DICRON INVESTMENTS (PVT) LTD v KAWA & ORS
HIGH COURT, HARARE
[Court Application HH 129-17]
January 16, 2017 and March 2, 2017
A judgment had been granted in proceedings in which applicant was not a party and had been appealed. Applicant took the position that a paragraph in the judgment affected it and had for that reason been granted in error in its absence. Before the appeal could be resolved, applicant brought an application for rescission of judgment in terms of r 449 (1)(a) of the High Court Rules, 1971 (RGN 1047 of 1971).
Held, that, the High Court will not permit an applicant to vary or set aside a judgment which is subject of an appeal in the Supreme Court as that would amount to an impermissible usurpation of the function of that court and would torpedo its processes.
Derdale Investments (Pvt) Ltd v Econet Wireless (Pvt) Ltd & Ors 2014 (2) ZLR 662 (H), referred to
Mabwe Minerals Zimbabwe (Pvt) Ltd v Chiroswa Minerals (Pvt) Ltd & Ors HH 56-14 (unreported), referred to
Mushaishi v Lifeline Syndicate & Anor 1990 (1) ZLR 284 (H), referred to
High Court Rules, 1971 (RGN 1047 of 1971), O 1 r 4C, O 49 r 449
T Mpofu, for the applicant
P Charasikwa, for the first respondent
A preliminary point of law is one that if properly taken in an application or action, is capable of disposing of a matter without the need for the court to delve into the merits of the matter. The party raising the preliminary point must be properly before the court and so should the matter. A respondent who fails to file a proper notice of opposition to an application which is not properly before the court cannot be deemed barred. Such an application cannot have consequences. An application made to uplift a bar operating against a respondent in an application that is improperly before the court is of no consequence and need not be determined by the court. A litigant who is improperly before the court and raises a preliminary point with intend to bar a respondent in circumstances where he clearly has no cause of action or is not properly before the court, only has himself to blame if the court declines to entertain his preliminary point or application to uplift the bar by the other side.

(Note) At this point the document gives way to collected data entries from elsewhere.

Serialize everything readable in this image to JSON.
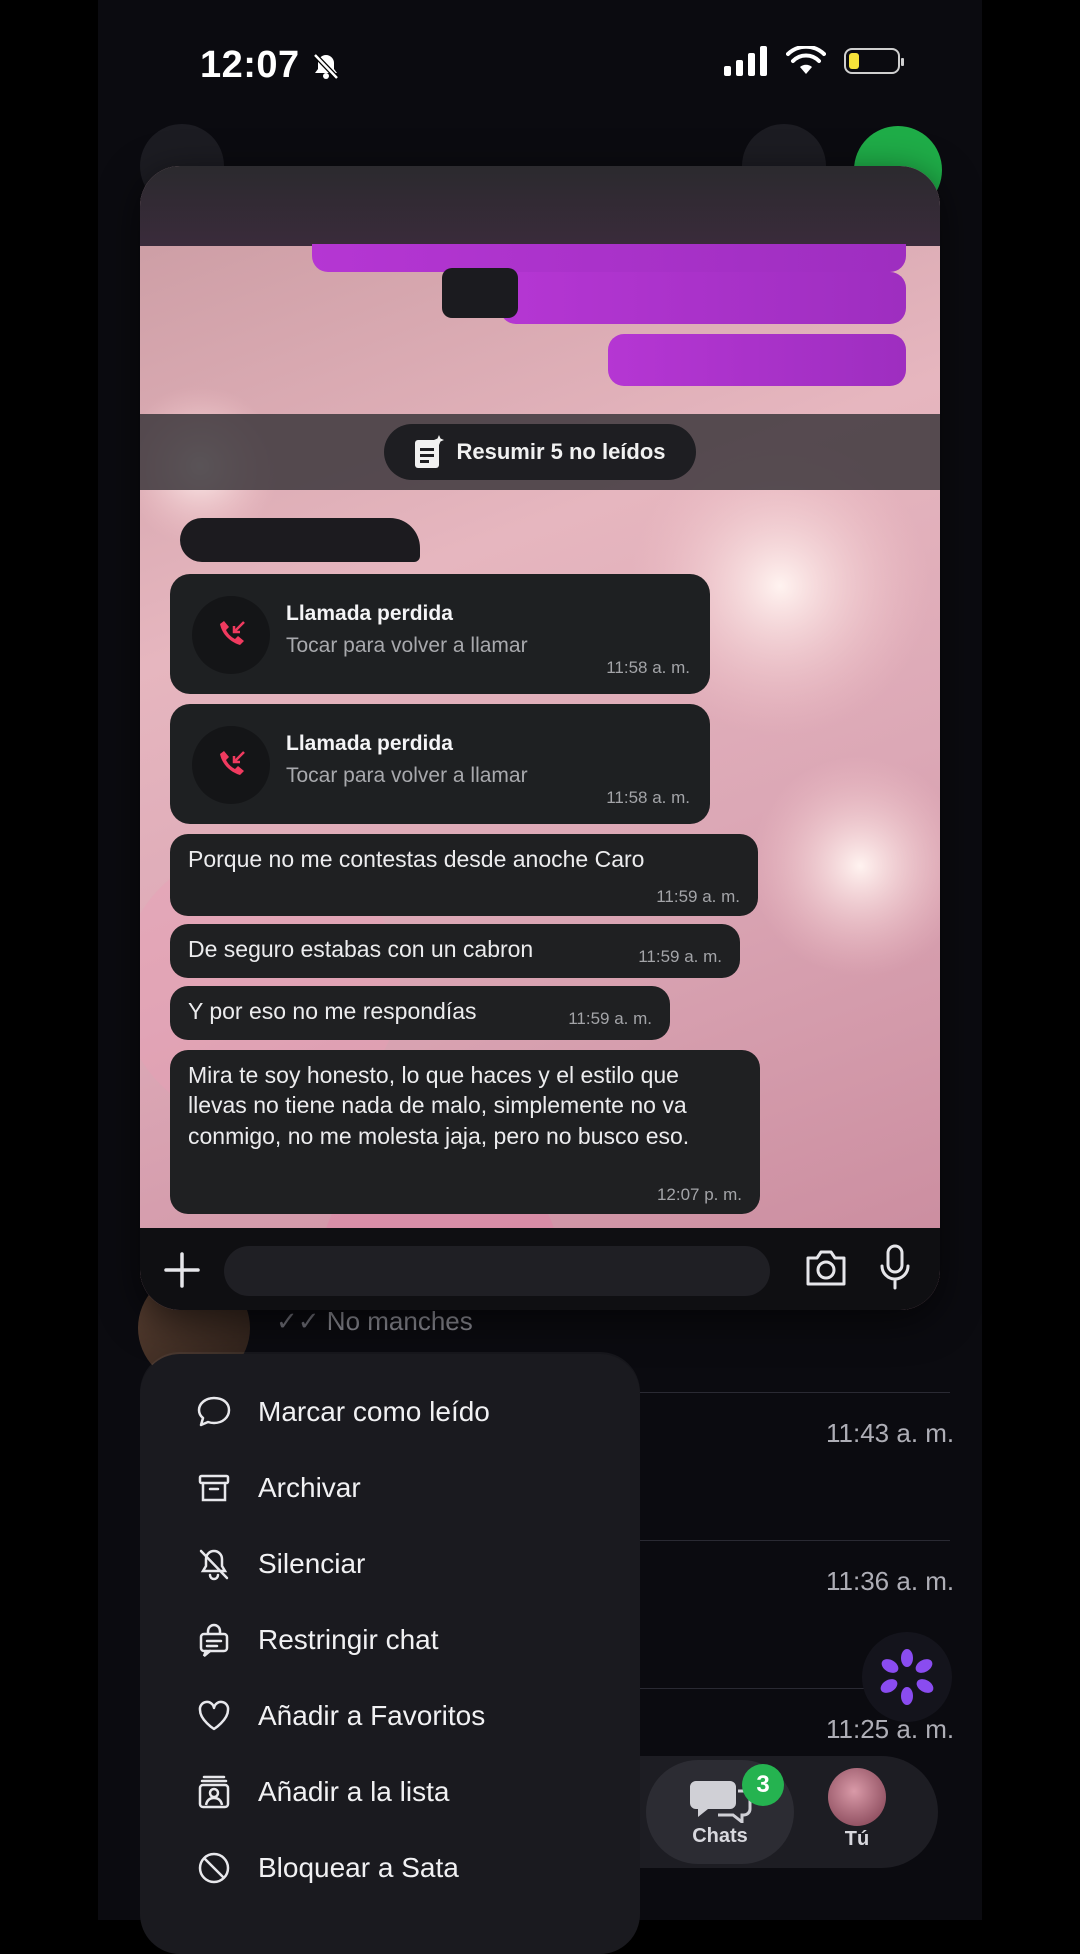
{
  "status": {
    "time": "12:07"
  },
  "background": {
    "preview_snippet": "No manches",
    "times": [
      "11:43 a. m.",
      "11:36 a. m.",
      "11:25 a. m."
    ]
  },
  "chat": {
    "summary_label": "Resumir 5 no leídos",
    "calls": [
      {
        "title": "Llamada perdida",
        "subtitle": "Tocar para volver a llamar",
        "time": "11:58 a. m."
      },
      {
        "title": "Llamada perdida",
        "subtitle": "Tocar para volver a llamar",
        "time": "11:58 a. m."
      }
    ],
    "messages": [
      {
        "text": "Porque no me contestas desde anoche Caro",
        "time": "11:59 a. m."
      },
      {
        "text": "De seguro estabas con un cabron",
        "time": "11:59 a. m."
      },
      {
        "text": "Y por eso no me respondías",
        "time": "11:59 a. m."
      },
      {
        "text": "Mira te soy honesto, lo que haces y el estilo que llevas no tiene nada de malo, simplemente no va conmigo, no me molesta jaja, pero no busco eso.",
        "time": "12:07 p. m."
      }
    ]
  },
  "menu": {
    "items": [
      {
        "label": "Marcar como leído",
        "icon": "chat-bubble-icon"
      },
      {
        "label": "Archivar",
        "icon": "archive-icon"
      },
      {
        "label": "Silenciar",
        "icon": "bell-off-icon"
      },
      {
        "label": "Restringir chat",
        "icon": "restrict-chat-icon"
      },
      {
        "label": "Añadir a Favoritos",
        "icon": "heart-icon"
      },
      {
        "label": "Añadir a la lista",
        "icon": "add-to-list-icon"
      },
      {
        "label": "Bloquear a Sata",
        "icon": "block-icon"
      }
    ]
  },
  "tabbar": {
    "chats_label": "Chats",
    "chats_badge": "3",
    "you_label": "Tú"
  },
  "colors": {
    "accent_green": "#25b350",
    "outgoing_bubble": "#b536d3",
    "missed_call": "#f03a5f"
  }
}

The rules of our court do not make provision for what happens where a litigant wishes to apply to rescind a default judgment in a case where an appeal is subsequently filed in the Supreme Court and the appeal is pending against an order or judgment granted in default. Further, the rules do not provide for rescission of judgment followed by joinder of a party where an order has been granted and in circumstances where the order or judgment is subject of an appeal in a superior court. A practice has developed where courts will not permit an applicant to vary or set aside a judgment which is subject of an appeal in the Supreme Court. The consideration behind this approach is to avoid restricting and torpedoing the functions of the Supreme Court. To allow such a state of affairs would amount to a lower court usurping the functions of a superior court and result in a procedural quagmire. A litigant who is aggrieved by the decision to grant default judgment is required to await the outcome of the appeal, to decide on the way forward.